A Feature Review of
The Event of Literature
Reviewed by Brett Beasley.
Only Terry Eagleton, the one-time radical leftist theologian who became Britain’s foremost literary critic, would begin a book on literature with a discussion of medieval Catholic theology. In his newest book, The Event of Literature, readers will instantly find themselves getting excited about the debate between Realists and Nominalists in the middle ages, and googling haecceity, Scotism, and Thomas Aquinas. This opening detour down the neglected corridors of Scholasticism turns out to be just the first of many moments that revitalize everything we thought we knew about Literature.
Throughout the book, Eagleton asks a simple question: Is there a single feature that defines Literature, or is Literature just a name we impose on many different kinds of writing? This is not a new question for Eagleton. In fact, it is one that has preoccupied him throughout his career of 40+ years, making major appearances in his celebrated Literary Theory: An Introduction (1983) and in The Illusions of Postmodernism (1996). Finally, in The Event of Literature Eagleton claims to offer a definitive answer.
The three chapters that make up the middle of the book ask whether features like fictionality, moral concerns, or linguistic inventiveness are common to all Literature. Sprinkled as they are with Eagleton’s characteristic shrewdness and Anglo-Irish wit, these remain undoubtedly the most tedious chapters of the book. Each of them cycles through school after school of the Philosophy of Literature and Literary Theory (which, as Eagleton explains, are two very different things) with inconclusive results. Particularly for non-specialists, these chapters will feel like an exercise in frustration. Still, for the reader that follows Eagleton carefully through these explorations, there is a wealth of insight in store. Even if no single theory gets literature 100% right, every approach has its own contribution, and Eagleton is particularly adept at helping his reader to discard the cumbersome husk while retaining the kernel that makes a theory valuable.
For readers of any level of dedication, the concluding chapter, entitled “Strategies,” is not to be missed. In this chapter Eagleton purports to offer nothing less than a unified theory of literature and literary theory, based on the concept of strategy. Eagleton explains that a work of literature always responds to a set of real-world circumstances, but it does so by creating its own self-referential world. This theory allows Eagleton to insist that literature is autonomous, while maintaining that it really does something, or really “makes contact,” with the world it exists in. In this view, which Eagleton calls a “Dominican theory of meaning,” language, like the human body, is involved in the world not by referring to something “outside” itself, but by simply being what it is.

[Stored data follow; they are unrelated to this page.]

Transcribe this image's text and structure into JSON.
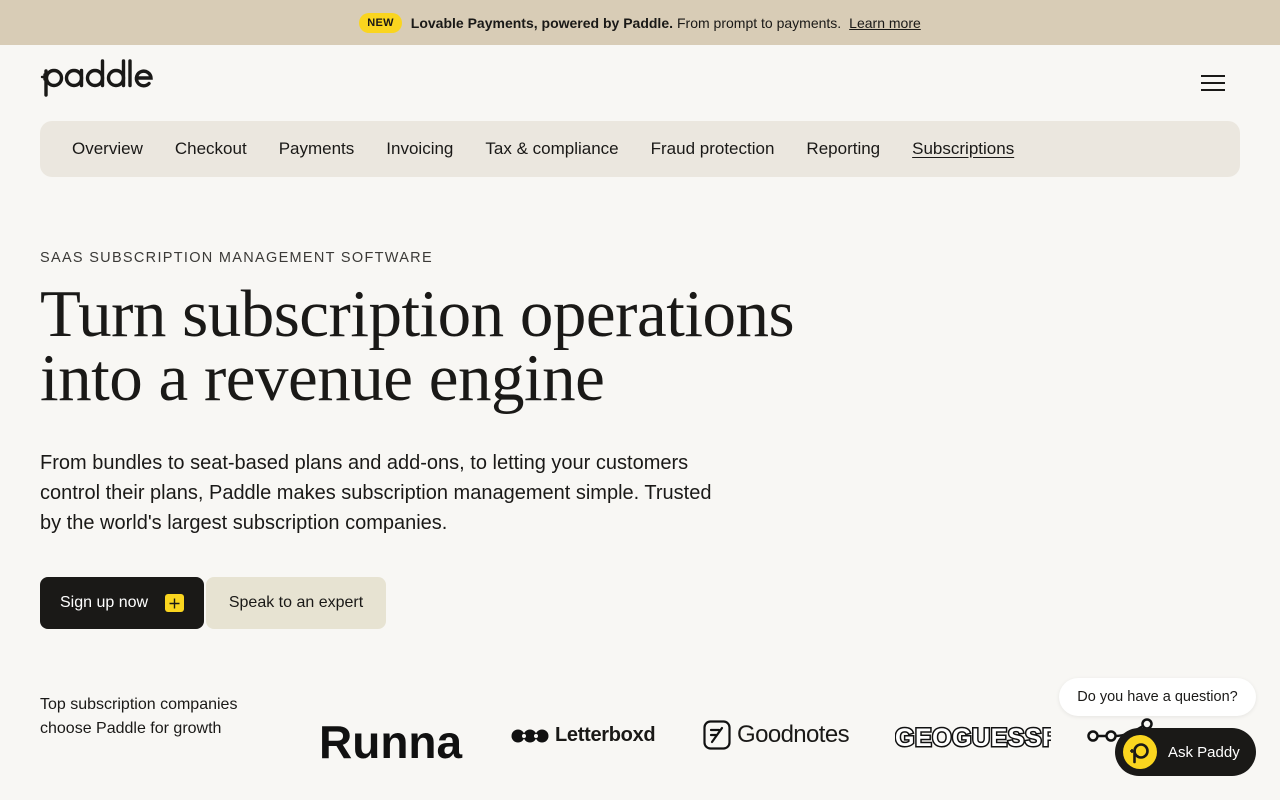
{
  "announcement": {
    "badge": "NEW",
    "strong": "Lovable Payments, powered by Paddle.",
    "rest": "From prompt to payments.",
    "link": "Learn more"
  },
  "header": {
    "logo_text": "paddle",
    "menu_icon": "hamburger-icon"
  },
  "subnav": {
    "items": [
      {
        "label": "Overview",
        "active": false
      },
      {
        "label": "Checkout",
        "active": false
      },
      {
        "label": "Payments",
        "active": false
      },
      {
        "label": "Invoicing",
        "active": false
      },
      {
        "label": "Tax & compliance",
        "active": false
      },
      {
        "label": "Fraud protection",
        "active": false
      },
      {
        "label": "Reporting",
        "active": false
      },
      {
        "label": "Subscriptions",
        "active": true
      }
    ]
  },
  "hero": {
    "eyebrow": "SAAS SUBSCRIPTION MANAGEMENT SOFTWARE",
    "headline_line1": "Turn subscription operations",
    "headline_line2": "into a revenue engine",
    "lede": "From bundles to seat-based plans and add-ons, to letting your customers control their plans, Paddle makes subscription management simple. Trusted by the world's largest subscription companies.",
    "primary_cta": "Sign up now",
    "secondary_cta": "Speak to an expert"
  },
  "logos": {
    "caption": "Top subscription companies choose Paddle for growth",
    "items": [
      "Runna",
      "Letterboxd",
      "Goodnotes",
      "GEOGUESSR"
    ]
  },
  "chat": {
    "bubble": "Do you have a question?",
    "button": "Ask Paddy"
  },
  "colors": {
    "background": "#f8f7f4",
    "announcement_bg": "#d8ccb6",
    "accent_yellow": "#fad51f",
    "dark": "#1a1917",
    "subnav_bg": "#ebe7df",
    "secondary_button_bg": "#e7e3d2"
  }
}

The Event of Literature, like every offering from Eagleton, is a dazzling intellectual adventure, which owes as much to Eagleton’s style as it does to his conclusions. Eagleton evokes the textures of ancient thought in the manner of G. K. Chesterton, while adding a punchiness that bespeaks the influence of Oscar Wilde. Perhaps most memorable are Eagleton’s summaries and examples, which offer a helpful play of the concrete and the abstract, the high-minded and the mundane. For example, in explaining J. L. Austin’s theory of “constative” vs. “performative” meaning Eagleton offers an example involving imaginary purple-spotted lizards from the Isle of Man. Or, consider how he states the gist of psychoanalysis: “There are many ways of not saying something, some of them considerably more loquacious than others.”
This book offers a veritable feast of wisdom for everyone who cares about literature. If you are a veteran in literary studies, this book will challenge and broaden your perspective. If you are a novice looking to brave the theory landscape for the first time, this book is a great opportunity to get acquainted with a must-have guide. If you are simply a lover of books, Terry Eagleton’s work here is sure to remind you of countless ways in which literature is capable of transforming our thoughts, our societies, and our selves.
Brett Beasley is a graduate student in English at Loyola University Chicago. He lives in Rogers Park with his wife and two rabbits.